- Born: 10 April 1895 Poland
- Died: 2 May 1976 (aged 81) Baltimore, United States
- Occupations: Journalist, Zionist activist, Diplomat, Intelligence officer.
- Spouse: Frajdla "Franka" Cutglas
- Children: Frederic Matys Thursz Daniel Thursz

= Jonathan Thursz =

Polish-born Jewish community leader

Jonathan Thursz (1895 – 1976) was a Jewish Polish-born Zionist and community leader active in Casablanca, Morocco, who founded L’Avenir Illustré in 1926, the first long-lasting Jewish newspaper in the country..

==Early life and education==
Born in Poland in 1895, Thursz spent his formative years in Belgium and England, receiving his education in these European countries.

==Career in Morocco==
In 1923, Thursz established a Zionist cell of local activists in Casablanca. He promoted Zionism and conducted fundraising for various organizations, such as Keren Hayesod and Jewish National Fund. He also promoted the World Zionist Organization (WZO), encouraging the acquisition of the Zionist Shekel. The acquisition of a Zionist Shekel meant becoming a member of WZO and gave voting rights to its holders.

In 1926, Thursz founded and edited L'Avenir Illustré (The Illustrated Future), a francophone Jewish periodical that became the first long-lasting Jewish newspaper in Morocco. The targeted audience was the european educated and affluent urban Jewish population, particularly francophone graduates of Alliance Israélite Universelle schools.

From 1933, Thursz worked as a correspondent for Associated Press in Marocco.

=== Zionist activities and representation ===

By 1927, he had settled permanently in Casablanca, Morocco, under the French protectorate.

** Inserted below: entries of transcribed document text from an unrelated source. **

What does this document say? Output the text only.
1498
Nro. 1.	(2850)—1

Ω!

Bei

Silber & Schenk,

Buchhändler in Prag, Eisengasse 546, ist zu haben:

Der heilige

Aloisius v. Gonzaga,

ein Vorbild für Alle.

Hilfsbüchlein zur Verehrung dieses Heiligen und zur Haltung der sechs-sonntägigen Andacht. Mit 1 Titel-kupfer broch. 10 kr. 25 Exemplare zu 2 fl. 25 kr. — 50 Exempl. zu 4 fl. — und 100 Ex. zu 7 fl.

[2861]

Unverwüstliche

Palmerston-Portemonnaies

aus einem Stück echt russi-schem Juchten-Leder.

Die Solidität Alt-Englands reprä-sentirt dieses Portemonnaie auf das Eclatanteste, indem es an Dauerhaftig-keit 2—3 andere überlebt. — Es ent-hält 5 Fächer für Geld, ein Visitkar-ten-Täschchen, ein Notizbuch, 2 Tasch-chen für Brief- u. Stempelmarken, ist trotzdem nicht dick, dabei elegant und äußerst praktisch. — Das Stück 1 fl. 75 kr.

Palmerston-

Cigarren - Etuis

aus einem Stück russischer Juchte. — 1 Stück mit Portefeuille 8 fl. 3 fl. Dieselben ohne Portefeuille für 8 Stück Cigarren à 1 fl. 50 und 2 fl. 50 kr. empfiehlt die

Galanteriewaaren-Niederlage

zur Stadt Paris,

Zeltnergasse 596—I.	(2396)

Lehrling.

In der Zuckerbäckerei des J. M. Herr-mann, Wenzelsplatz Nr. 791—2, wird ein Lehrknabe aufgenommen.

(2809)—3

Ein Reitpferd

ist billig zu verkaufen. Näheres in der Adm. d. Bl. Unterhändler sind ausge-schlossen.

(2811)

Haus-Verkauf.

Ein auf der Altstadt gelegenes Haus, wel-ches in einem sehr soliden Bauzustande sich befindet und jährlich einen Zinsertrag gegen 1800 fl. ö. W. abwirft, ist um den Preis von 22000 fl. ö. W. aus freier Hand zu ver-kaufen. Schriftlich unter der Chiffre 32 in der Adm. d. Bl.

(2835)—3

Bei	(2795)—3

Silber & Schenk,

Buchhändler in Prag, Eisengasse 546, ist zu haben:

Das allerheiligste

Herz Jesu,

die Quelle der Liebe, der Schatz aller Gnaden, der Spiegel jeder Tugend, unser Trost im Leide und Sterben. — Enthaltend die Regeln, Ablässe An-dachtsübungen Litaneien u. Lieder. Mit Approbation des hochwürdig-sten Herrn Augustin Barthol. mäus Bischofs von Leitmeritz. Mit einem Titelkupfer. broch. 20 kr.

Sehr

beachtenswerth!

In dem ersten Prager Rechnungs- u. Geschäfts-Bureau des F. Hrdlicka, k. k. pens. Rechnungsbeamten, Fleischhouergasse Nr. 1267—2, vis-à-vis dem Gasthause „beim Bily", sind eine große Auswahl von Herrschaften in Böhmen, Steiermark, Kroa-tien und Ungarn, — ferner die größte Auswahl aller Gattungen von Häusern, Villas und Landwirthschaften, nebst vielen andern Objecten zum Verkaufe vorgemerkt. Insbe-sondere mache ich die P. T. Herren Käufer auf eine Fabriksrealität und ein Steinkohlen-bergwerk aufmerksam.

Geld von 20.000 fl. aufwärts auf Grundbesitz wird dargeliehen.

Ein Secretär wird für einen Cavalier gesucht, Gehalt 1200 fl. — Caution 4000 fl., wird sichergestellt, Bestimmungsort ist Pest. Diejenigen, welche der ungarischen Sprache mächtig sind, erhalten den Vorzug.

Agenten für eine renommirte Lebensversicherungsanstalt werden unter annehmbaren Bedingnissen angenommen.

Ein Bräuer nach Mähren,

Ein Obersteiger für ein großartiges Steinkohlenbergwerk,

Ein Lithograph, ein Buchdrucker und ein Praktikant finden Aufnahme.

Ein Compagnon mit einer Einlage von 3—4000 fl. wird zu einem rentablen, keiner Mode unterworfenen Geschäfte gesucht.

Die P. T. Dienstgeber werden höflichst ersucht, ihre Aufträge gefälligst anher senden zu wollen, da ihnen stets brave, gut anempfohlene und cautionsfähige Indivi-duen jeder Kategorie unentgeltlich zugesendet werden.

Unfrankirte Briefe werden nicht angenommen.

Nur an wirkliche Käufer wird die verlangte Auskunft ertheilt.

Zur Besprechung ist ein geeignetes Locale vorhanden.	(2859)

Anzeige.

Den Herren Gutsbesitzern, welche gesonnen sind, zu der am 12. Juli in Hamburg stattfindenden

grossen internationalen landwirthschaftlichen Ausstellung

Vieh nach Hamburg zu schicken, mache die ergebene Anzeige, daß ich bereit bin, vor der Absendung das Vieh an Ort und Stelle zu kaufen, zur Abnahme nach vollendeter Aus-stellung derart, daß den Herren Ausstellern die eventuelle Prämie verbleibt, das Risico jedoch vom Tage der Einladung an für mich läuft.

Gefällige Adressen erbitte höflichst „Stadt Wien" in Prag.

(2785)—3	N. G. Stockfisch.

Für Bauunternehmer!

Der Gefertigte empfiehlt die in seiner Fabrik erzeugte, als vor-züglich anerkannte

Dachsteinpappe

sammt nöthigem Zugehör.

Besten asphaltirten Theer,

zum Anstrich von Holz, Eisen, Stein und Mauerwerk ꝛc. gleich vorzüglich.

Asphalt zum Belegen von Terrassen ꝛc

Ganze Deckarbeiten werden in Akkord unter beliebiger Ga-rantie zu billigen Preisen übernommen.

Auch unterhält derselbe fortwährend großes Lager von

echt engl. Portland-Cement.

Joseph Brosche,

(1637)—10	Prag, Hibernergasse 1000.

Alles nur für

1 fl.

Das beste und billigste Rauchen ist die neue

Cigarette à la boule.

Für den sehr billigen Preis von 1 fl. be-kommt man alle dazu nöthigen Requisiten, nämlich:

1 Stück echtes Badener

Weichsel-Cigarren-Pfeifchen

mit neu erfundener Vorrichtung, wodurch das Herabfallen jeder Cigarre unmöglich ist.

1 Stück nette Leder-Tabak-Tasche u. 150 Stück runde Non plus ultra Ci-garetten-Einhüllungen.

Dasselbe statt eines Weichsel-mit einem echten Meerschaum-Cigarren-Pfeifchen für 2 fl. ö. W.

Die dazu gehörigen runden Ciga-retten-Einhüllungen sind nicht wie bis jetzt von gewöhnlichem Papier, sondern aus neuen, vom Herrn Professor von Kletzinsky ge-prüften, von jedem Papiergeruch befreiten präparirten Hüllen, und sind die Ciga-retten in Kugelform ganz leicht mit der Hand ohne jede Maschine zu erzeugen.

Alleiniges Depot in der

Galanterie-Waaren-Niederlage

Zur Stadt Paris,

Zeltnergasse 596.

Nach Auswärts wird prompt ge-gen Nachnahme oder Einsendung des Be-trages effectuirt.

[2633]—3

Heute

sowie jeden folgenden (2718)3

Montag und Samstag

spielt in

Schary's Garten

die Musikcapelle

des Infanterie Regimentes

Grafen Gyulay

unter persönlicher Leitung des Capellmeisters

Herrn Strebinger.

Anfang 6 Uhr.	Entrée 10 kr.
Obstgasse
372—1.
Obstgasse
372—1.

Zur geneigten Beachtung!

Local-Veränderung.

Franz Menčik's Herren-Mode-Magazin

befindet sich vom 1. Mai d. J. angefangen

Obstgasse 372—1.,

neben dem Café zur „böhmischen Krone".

Thursz served as the represensative of the Zionist Executive in Marocco until 1941. He was a delegate from Morocco to multiple World Zionist Congresses, including the 14th, 16th, 17th, 18th, 19th, 20th, and 21st congresses.

He also served as secretary-general of the Executive Commission of the Zionist Federation of France (Morocco Section) and was a member of the Administrative Commission of the Refugee Committee created in Casablanca in July 1940. As part of his publicizing activities, Thursz translated several of Theodor Herzl's works from German into French, helping to disseminate Zionist literature to francophone audiences.

=== Wartime exile and service ===

Thursz evaded an imminent arrest by the Vichy Regime in July 1941, successfully fleeing with his family to the USA. He was up to that point heading the refugee committee of the Jewish community in Casablanca.
In New York, he worked as an editor of the Jewish Mirror.

Thursz joined both the U.S. Office of War Information and the Office of Strategic Services (OSS), precursor organization of the Central Intelligence Agency.

=== US diplomatic service ===
After the war, Thursz joined the U.S. State Department, where he specialized in foreign affairs.His expertise in North African affairs and multilingual capabilities made him a valuable asset in America's post-war diplomatic efforts.

=== McCarthyist persecution ===
In 1953, Thursz faced a significant crisis when he was suspended from his State Department position and subsequently terminated during Senator Joseph McCarthy's anti-Communist investigations. Thursz's name appeared on McCarthy's lists of alleged security risks in government

Thursz fought the charges against him and was ultimately vindicated. Three years later, he was cleared of all allegations and reinstated to his State Department position with full back pay. He continued his diplomatic service until reaching the mandatory retirement age of 70 for civil service employees.

=== Later life (1965-1976) ===
Following his retirement from the State Department, Thursz dedicated the final decade of his life to research on African countries. He divided his time between Baltimore and Israel, pursuing scholarly work that drew upon his extensive experience in North African affairs.

Jonathan Thursz died on March 16, 1976, at Sinai Hospital in Baltimore at the age of 81. His funeral service was conducted by Rabbi Levy Smolar, president of Baltimore Hebrew College

==Personal life==
Jonathan Thursz was married to Frajdla "Franka" Cutglas (sometimes spelled Gutglass). They had two sons, Professor Daniel Thursz (1929-2000) and artist Frederic Matys Thursz (1930–1992).